The complete Cleora interface is just a few simple options, which usually run well on default settings.

Screenshot

File Source

The method of uploading the input file. Currently Cleora supports the following upload methods:

Embedding initialization

Do you have your own initial embeddings? - the default answer is NO, which means that Cleora will initialize the embeddings. However, if you have meaningful entity embeddings you might want to try them out as Cleora initial embeddings. These own embeddings can be for example text embeddings computed from item descriptions, or image embeddings computed from image embeddings. For more information, see Your Own Initial Embeddings.

If you have own initial embeddings and select YES, there are three options for upload: from local disk, from Google Drive, and from previously loaded files.

Dimensions

The dimensionality of the embeddings you will receive. Usually, a number such as 512 or 1024 is a good idea. Larger embeddings can store more information, but they often need more training data to be relevant.

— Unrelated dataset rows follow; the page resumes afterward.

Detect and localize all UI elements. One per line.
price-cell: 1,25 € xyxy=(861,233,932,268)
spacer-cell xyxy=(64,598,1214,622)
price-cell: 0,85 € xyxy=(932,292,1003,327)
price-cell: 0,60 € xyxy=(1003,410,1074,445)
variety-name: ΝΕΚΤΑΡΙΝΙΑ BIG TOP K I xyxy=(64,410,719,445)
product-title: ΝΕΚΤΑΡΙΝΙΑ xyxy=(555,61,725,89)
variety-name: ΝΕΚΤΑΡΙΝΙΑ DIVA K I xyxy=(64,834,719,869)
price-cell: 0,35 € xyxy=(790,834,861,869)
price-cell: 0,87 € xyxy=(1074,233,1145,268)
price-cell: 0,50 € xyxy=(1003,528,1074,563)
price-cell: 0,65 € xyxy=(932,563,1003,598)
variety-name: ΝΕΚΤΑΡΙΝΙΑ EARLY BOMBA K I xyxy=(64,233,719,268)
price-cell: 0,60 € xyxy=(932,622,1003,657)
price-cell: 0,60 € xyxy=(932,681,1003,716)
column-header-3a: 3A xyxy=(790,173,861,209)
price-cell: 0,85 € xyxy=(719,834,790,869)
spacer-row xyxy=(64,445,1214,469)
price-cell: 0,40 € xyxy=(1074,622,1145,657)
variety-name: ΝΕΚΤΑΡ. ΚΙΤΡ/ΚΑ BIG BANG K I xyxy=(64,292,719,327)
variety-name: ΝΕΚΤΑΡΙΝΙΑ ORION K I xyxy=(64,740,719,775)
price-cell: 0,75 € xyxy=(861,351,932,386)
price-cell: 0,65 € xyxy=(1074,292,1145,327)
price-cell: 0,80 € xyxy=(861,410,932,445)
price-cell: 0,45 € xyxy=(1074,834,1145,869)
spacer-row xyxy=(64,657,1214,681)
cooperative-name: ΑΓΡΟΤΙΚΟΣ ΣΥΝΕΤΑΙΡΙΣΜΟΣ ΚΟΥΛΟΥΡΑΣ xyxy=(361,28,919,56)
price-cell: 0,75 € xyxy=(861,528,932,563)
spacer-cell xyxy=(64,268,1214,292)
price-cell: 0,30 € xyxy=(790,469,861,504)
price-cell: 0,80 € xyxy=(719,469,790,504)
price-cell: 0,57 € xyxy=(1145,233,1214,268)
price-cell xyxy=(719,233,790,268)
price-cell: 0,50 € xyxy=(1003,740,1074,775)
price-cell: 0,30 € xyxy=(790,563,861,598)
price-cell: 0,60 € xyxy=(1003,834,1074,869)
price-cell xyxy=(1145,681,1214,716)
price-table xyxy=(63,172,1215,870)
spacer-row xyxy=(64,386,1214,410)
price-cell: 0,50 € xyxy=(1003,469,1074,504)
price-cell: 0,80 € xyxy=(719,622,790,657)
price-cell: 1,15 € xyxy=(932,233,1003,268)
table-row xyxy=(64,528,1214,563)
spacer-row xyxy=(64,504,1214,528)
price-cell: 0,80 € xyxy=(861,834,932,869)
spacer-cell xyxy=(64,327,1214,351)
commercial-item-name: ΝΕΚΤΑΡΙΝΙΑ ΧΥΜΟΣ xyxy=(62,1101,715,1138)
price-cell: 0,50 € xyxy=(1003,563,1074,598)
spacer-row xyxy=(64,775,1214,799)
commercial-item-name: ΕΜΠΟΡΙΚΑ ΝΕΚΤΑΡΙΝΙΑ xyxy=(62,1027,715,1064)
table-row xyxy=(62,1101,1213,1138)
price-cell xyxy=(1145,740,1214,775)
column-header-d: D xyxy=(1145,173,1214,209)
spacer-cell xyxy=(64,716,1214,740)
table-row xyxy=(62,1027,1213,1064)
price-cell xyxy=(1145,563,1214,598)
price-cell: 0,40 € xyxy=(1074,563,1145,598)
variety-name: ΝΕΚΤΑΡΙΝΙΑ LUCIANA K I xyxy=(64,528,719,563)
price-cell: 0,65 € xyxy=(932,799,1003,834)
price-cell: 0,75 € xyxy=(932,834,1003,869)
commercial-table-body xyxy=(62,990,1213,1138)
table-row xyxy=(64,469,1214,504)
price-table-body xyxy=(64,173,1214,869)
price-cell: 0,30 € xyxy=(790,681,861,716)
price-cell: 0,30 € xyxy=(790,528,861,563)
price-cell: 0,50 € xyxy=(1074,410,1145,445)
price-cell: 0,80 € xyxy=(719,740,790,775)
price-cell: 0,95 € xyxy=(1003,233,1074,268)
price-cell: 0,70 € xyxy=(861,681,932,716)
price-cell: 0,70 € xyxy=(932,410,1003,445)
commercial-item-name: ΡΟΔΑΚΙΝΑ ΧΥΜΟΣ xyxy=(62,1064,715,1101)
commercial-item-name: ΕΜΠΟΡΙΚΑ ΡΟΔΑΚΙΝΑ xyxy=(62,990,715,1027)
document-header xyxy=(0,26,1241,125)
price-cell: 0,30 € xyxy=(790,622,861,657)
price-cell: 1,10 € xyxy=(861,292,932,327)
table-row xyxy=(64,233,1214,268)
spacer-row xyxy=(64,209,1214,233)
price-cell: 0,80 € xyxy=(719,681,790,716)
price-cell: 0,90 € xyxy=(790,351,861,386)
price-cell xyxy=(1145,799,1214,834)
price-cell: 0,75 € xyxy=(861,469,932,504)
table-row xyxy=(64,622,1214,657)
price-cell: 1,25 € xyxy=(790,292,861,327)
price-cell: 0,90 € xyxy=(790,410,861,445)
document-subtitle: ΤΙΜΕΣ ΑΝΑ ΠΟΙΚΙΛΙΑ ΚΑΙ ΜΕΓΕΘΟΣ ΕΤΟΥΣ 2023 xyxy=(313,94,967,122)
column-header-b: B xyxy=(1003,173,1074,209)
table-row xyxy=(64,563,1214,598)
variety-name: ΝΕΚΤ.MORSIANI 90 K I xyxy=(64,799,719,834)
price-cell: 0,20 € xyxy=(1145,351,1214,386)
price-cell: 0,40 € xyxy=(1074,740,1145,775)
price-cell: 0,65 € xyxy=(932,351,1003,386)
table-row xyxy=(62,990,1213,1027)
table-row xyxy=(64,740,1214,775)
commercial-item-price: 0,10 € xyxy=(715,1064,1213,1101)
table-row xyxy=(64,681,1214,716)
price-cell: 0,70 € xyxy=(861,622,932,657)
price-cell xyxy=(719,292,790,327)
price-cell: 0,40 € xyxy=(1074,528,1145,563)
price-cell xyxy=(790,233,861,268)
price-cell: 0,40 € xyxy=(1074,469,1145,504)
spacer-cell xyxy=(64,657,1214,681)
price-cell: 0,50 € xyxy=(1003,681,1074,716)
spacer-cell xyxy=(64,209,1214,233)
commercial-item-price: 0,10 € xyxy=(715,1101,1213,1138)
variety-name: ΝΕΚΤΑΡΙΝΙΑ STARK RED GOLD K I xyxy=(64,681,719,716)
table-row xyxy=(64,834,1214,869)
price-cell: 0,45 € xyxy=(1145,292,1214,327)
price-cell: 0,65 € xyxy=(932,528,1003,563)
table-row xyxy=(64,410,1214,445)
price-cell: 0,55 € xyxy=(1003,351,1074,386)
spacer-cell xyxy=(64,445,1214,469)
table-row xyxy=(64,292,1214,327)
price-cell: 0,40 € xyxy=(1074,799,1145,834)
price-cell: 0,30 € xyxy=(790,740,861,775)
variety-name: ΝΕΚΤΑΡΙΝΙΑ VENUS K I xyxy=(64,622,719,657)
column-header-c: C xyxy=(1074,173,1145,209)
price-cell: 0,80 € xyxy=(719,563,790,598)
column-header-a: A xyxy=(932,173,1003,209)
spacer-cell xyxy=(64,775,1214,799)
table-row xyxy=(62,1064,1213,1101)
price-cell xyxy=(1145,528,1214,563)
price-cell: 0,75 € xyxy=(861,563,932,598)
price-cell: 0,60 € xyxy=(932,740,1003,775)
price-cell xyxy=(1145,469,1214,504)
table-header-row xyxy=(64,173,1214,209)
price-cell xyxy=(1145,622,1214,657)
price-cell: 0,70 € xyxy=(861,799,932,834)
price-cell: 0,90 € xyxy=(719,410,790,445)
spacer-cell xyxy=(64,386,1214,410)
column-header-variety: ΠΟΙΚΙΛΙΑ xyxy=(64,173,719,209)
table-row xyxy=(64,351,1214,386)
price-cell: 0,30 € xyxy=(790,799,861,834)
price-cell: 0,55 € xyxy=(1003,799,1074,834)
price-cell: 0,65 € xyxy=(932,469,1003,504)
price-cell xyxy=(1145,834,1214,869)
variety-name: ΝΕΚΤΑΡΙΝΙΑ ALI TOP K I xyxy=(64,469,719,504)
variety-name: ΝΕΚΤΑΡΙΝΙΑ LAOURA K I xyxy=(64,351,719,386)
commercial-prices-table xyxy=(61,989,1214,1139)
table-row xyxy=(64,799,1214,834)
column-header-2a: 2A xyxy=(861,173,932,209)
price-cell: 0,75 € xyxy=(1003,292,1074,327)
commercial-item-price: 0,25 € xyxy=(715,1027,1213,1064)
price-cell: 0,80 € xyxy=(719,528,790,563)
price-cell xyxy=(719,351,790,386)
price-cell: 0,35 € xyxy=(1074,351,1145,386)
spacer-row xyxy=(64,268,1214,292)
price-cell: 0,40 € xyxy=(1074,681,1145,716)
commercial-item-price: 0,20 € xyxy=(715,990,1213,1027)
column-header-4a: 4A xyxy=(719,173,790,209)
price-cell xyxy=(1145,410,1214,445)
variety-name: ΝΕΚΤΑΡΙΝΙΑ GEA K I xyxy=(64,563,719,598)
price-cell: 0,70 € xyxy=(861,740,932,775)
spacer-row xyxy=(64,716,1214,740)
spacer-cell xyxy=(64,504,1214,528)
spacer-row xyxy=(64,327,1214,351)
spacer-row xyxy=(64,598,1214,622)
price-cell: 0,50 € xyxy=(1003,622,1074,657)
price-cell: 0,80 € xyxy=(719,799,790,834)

Note: This option disappears if own initial embeddings are loaded. In such a case, embedding dimensionality will be the same as the uploaded initial embeddings.

Max Number of Iterations

The number of iterations of the Cleora algorithm. For the usual sizes of enterprise relational data (10,000 - 10,000,000 users) the best value is usually between 2 and 4. However, we also encountered situations where the best results were obtained with 1 or 15 iterations. The intuition is that too small number can result in uninformative embeddings, however too many iterations can result in overfitting.

We recommend starting with smaller values, as overfitting will result in meaningless embeddings.